London Borough of Bexley Council - Opening doors

This case study details the journey that London Borough of Bexley Council has been on in the design and tender launch of a new homelessness social impact bond (SIB) service. The technical support that we commissioned using the Housing Adviser Programme grant funding has been integral to this journey and offered the SIB expertise for devising the service outcomes, developing the operational model and advising on procurement. The £1.6 million SIB contract was awarded in September.

The challenge

Bexley is experiencing the housing pressures that resonate across London and the UK with house prices rising sharply and the private rented sector market growing considerably. Whilst historically, Bexley has offered the lowest rental prices in London, a growing population is contributing to driving prices up and decreasing the availability of affordable supply. The main cause of homelessness in Bexley in 2016/17 was the loss of private rented accommodation.

A series of welfare reforms and a stark decline in social housing has also resulted in a rapid growth in the number of homeless people in temporary accommodation.

The solution

We sought to improve the housing service offer for single homeless people in temporary accommodation to reduce growing numbers. We did this by enabling single people in temporary accommodation to move into more permanent housing in the private rented sector and ensure they have holistic, wrap-around support to sustain their housing long-term.

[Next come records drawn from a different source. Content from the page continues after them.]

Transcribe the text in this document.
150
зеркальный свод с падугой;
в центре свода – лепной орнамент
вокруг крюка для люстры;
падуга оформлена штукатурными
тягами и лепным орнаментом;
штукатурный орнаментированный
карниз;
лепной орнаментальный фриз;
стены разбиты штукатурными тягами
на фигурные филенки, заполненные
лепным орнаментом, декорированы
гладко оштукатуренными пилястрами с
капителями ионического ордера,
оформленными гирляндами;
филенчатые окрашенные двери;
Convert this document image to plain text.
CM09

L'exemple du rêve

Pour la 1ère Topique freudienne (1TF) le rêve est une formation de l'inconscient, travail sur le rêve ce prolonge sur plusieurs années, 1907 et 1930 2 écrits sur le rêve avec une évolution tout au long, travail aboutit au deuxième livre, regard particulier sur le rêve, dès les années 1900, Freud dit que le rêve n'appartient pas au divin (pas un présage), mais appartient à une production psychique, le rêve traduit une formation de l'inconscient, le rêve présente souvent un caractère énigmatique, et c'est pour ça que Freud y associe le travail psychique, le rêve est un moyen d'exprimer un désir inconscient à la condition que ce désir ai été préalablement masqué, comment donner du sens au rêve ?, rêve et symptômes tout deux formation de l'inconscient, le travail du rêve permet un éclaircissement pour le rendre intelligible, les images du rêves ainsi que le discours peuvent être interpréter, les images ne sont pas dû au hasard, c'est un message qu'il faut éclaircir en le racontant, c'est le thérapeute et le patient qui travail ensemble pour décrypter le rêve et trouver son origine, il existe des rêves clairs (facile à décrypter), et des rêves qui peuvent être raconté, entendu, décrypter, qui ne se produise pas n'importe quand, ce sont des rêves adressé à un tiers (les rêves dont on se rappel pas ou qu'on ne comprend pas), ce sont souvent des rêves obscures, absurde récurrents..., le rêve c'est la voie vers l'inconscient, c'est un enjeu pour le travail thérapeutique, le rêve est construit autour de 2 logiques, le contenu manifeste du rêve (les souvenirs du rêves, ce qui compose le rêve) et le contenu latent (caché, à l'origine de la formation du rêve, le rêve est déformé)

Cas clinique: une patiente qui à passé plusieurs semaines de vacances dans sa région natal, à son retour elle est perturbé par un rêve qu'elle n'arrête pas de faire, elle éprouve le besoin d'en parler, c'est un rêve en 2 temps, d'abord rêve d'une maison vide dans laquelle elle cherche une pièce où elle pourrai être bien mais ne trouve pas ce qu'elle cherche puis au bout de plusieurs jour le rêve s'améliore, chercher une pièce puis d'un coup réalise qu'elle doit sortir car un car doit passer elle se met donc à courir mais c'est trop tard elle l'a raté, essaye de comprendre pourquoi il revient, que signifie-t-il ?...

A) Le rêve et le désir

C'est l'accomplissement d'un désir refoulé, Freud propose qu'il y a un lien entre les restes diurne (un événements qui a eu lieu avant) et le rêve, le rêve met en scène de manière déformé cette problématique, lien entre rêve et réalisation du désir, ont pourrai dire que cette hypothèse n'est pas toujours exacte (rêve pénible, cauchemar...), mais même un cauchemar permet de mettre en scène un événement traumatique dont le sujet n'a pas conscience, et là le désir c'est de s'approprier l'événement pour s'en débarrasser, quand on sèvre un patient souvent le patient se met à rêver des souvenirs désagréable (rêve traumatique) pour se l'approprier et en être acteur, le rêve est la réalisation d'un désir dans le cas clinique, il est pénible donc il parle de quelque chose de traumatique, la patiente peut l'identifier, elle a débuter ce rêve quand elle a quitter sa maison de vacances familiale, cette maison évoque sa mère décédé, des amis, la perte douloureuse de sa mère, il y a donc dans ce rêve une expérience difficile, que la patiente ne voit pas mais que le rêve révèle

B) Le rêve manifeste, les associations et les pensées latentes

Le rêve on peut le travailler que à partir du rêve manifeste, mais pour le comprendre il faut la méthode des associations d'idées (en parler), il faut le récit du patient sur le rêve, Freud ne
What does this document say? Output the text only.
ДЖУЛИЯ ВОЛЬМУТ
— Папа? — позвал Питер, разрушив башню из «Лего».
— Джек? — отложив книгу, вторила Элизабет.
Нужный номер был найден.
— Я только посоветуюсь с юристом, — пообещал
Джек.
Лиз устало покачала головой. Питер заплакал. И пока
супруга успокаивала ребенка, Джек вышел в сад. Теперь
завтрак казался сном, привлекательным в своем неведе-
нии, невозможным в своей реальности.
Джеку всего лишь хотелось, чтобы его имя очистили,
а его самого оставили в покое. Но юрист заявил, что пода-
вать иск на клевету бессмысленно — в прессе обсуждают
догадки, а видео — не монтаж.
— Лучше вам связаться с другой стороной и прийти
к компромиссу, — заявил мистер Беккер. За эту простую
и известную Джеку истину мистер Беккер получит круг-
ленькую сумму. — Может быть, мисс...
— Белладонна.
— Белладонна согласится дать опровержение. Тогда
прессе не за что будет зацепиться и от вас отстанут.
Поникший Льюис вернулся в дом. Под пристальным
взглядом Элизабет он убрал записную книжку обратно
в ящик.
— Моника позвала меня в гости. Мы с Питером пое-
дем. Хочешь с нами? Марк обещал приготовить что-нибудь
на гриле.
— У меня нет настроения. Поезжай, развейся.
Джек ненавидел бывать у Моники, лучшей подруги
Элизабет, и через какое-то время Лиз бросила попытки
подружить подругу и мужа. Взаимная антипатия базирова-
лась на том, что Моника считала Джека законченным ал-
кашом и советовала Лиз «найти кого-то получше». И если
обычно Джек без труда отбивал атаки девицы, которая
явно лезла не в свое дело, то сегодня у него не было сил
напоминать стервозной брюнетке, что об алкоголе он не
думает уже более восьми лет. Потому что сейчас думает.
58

We secured funding from the Life Chances Fund, delivered on behalf of the Department for Digital, Culture, Media and Sport (DCMS) by the Big Lottery which aims to help those who face the most significant barriers in society through payment by results contracts. SIB contracts involve social investors and contribute to increasing social innovation in the public sector to deliver better outcomes. They represent an opportunity to reform public services by offering an innovative model that brings together the public, private and voluntary sectors.

We are one of a number of pilots across the country that is testing the model. It focuses on achieving specified outcomes in housing sustainment, involving multi-disciplinary partnerships across housing, employment and health and wellbeing to achieve the ultimate goal of living independently.

The Housing Adviser Programme grant enabled us to commission the expert technical advisers – Social Finance – to help us develop the social impact bond and work with the social investors.

The impact

The greatest impact is for vulnerable homeless individuals who have historically fallen through service gaps, to help them access higher quality and more permanent housing than temporary accomodation, in addition to receiving health, financial and wellbeing support. The service and service outcomes were deliberately designed to be flexible in order to enable a person-centred approach that can be tailored to individuals’ own needs.

The main impacts for the council are:

  • cost avoidance and greater value for money by reducing the number of people in temporary accommodation and paying only for successful outcomes
  • transferring financial risk to a social investor who pays for the up-front costs of the service
  • increasing the supply of private rented housing in and out of borough
  • building positive partnerships with our local voluntary and community sector organisations.

    Sustaining the approach

Opening Doors SIB enables us to channel costs that we already incur through temporary accomodation provision into achieving outcomes for a group of people that have received little support. It therefore provides value for money and builds the evidence base upon which to make future commissioning decisions.

There is potential to scale this model up to other Bexley homelessness cohorts, other local authorities and other service areas and industries.

Lessons learned

We have learned key lessons across the three phases of the project so far:

  1. feasibility and funding application to the Life Chances Fund
  2. service design
  3. procurement.
  • Cross-departmental engagement with finance, legal, procurement and senior colleagues as well as member engagement is crucial at the early stages.
  • Understanding of service users underpinned the design of the service and the outcomes and gave confidence to the market that the service can be delivered.
  • The importance of co-design with VCSOs through market engagement events (x3) which also allowed us to test our work.
  • The fewer and more simple the payment outcomes, the better.
  • The council, as commissioners needed to be pro-active in building consortia by providing networking opportunities.
  • Occasional co-location with our housing advisers (Social Finance) both at the council and social finance offices fostered internal capacity building and mutual learning.